Capital Market Volumes Improve – but CRA Issuances Set New Records

Capital Market Volumes Improve – but CRA Issuances Set New Records

As Brazil continues to navigate itself out of one of the worst recessions in the country’s history, record volumes of agribusiness receivables certificates – or CRAs, as they are known colloquially – were issued in 2016. Investors and analysts believe the trend could continue in 2017 – especially with the industry’s first cross-border dollar denominated CRA in the offing.

Recent figures released by ANBIMA, Brazil’s capital markets association, attest to the surge. Brazilian companies excluding leasing organisations raised BRL178.5bn through a variety of capital markets instruments in 2016, a 27.5% increase on 2015. Debentures continued to lead domestic market offerings, with BRL57bn, but were down 11.6% from the previous year. However, issuance of real estate and agribusiness‐backed securities, CRI and CRA, increased 72.7% and 193% respectively, and combined these instruments now account for over a quarter of all debt financing in Brazil.

Since the recession hit two years ago, CRAs became a hit with retail investors, particularly due to the income tax breaks applicable to them, while local companies loved them because they offer cheap financing at a time when other funding sources like syndicated loans, local debentures and foreign bond sales dried up or were considered too expensive.

These real-denominated notes are backed by receivables on crops that have been forward-sold, which also makes them relatively safe in today’s emerging-market selloff, and resilient to commodity-price swings.

Agriculture was one of the few industries that expanded as the rest of Brazil’s economy contracted 2.6% in the second quarter of 2016. The value of the country’s crop output increased 1.8% in 2016. Analysts suspect this is one of the factors that made CRAs more attractive for retail investors when compared to similar securities like CRIs (real estate debentures), particularly with real estate growth remaining so subdued.

Felipe Ribeiro, a finance manager at securitization company Grupo Gaia, said the reason why these markets have shined at a time of crisis is mainly because demand has massively exceeded supply, leading to significant price compression.

This was demonstrated repeatedly in 2016, when pulp producers Fibria Celulose SA and Suzano Papel e Celulose SA, wood-panel manufacturer Duratex SA, and processed-food maker BRF SA raised almost BRL3.3bn through CRAs.

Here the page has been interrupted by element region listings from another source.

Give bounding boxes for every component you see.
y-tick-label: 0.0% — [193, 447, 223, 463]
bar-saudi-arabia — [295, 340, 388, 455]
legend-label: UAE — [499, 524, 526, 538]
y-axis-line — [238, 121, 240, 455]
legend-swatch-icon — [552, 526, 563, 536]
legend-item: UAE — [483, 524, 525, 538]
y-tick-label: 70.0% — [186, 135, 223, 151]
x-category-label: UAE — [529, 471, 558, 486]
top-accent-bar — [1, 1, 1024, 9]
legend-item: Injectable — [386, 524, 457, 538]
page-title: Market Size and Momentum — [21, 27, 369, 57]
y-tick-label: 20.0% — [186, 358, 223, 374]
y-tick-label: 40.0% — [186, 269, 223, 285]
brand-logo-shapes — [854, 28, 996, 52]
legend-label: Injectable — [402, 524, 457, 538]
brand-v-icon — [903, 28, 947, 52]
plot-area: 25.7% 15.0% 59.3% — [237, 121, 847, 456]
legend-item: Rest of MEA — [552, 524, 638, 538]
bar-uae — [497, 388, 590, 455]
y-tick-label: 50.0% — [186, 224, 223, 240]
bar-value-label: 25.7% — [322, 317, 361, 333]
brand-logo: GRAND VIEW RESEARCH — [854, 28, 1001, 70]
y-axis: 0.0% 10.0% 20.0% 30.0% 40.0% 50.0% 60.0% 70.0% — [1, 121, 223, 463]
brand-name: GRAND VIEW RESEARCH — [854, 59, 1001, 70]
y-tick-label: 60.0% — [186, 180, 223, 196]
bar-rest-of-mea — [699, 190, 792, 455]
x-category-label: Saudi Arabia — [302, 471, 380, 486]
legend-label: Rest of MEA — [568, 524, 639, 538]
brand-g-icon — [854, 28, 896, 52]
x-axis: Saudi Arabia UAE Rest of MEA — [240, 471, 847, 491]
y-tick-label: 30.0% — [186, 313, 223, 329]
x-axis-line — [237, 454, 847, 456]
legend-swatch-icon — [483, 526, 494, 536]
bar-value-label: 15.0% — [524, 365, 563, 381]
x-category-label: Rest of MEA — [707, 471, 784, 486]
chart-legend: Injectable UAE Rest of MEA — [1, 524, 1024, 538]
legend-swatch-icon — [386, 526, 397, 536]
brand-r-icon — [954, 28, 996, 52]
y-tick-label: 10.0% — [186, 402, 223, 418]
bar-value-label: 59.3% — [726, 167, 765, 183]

These local companies paid an average 119.9% when fundraising through ordinary debentures, but often paid between 96% to 98% of the benchmark CDI rate – a huge discount.

The Cross-Border CRA: Will it Finally Happen?

While domestic retail investors have ploughed into these assets, international fund managers have long talked about the possibility of a “cross-border” CRA denominated in US dollars. Without a clear indication of how the tax incentives currently applied to CRAs denominated in reals would work on cross-border CRA trades, and until larger institutional investors and hedge funds get bought into the asset class, there is unlikely to be much progress on this front.

“When a foreign investor comes to invest in Brazil, bonds have tax exemptions-but this doesn´t include CRAs,” Ribeiro explained.

Ribeiro nevertheless believes that 2017 will finally be the year we see a cross-border CRAs, and his group is currently trying to partner with a large “foreign sponsor” in the hopes of developing the asset class. A source also disclosed to Bonds & Loans that EcoAgro, another Brazilian securitisation company, is working with a number of agribusinesses and foreign investors – and could launch the first US dollar-denominated CRA as early as May 2017.

The main hurdle for these securitisation firms has been to find ways of compensating for the up to 15% in tax exemptions granted to local investors buying into CRAs. With the Brazilian Exchange Commission (CVM) looking to pass new rules on CRAs that could among other things claw-back some of the tax incentives investors enjoy, time could be of the essence.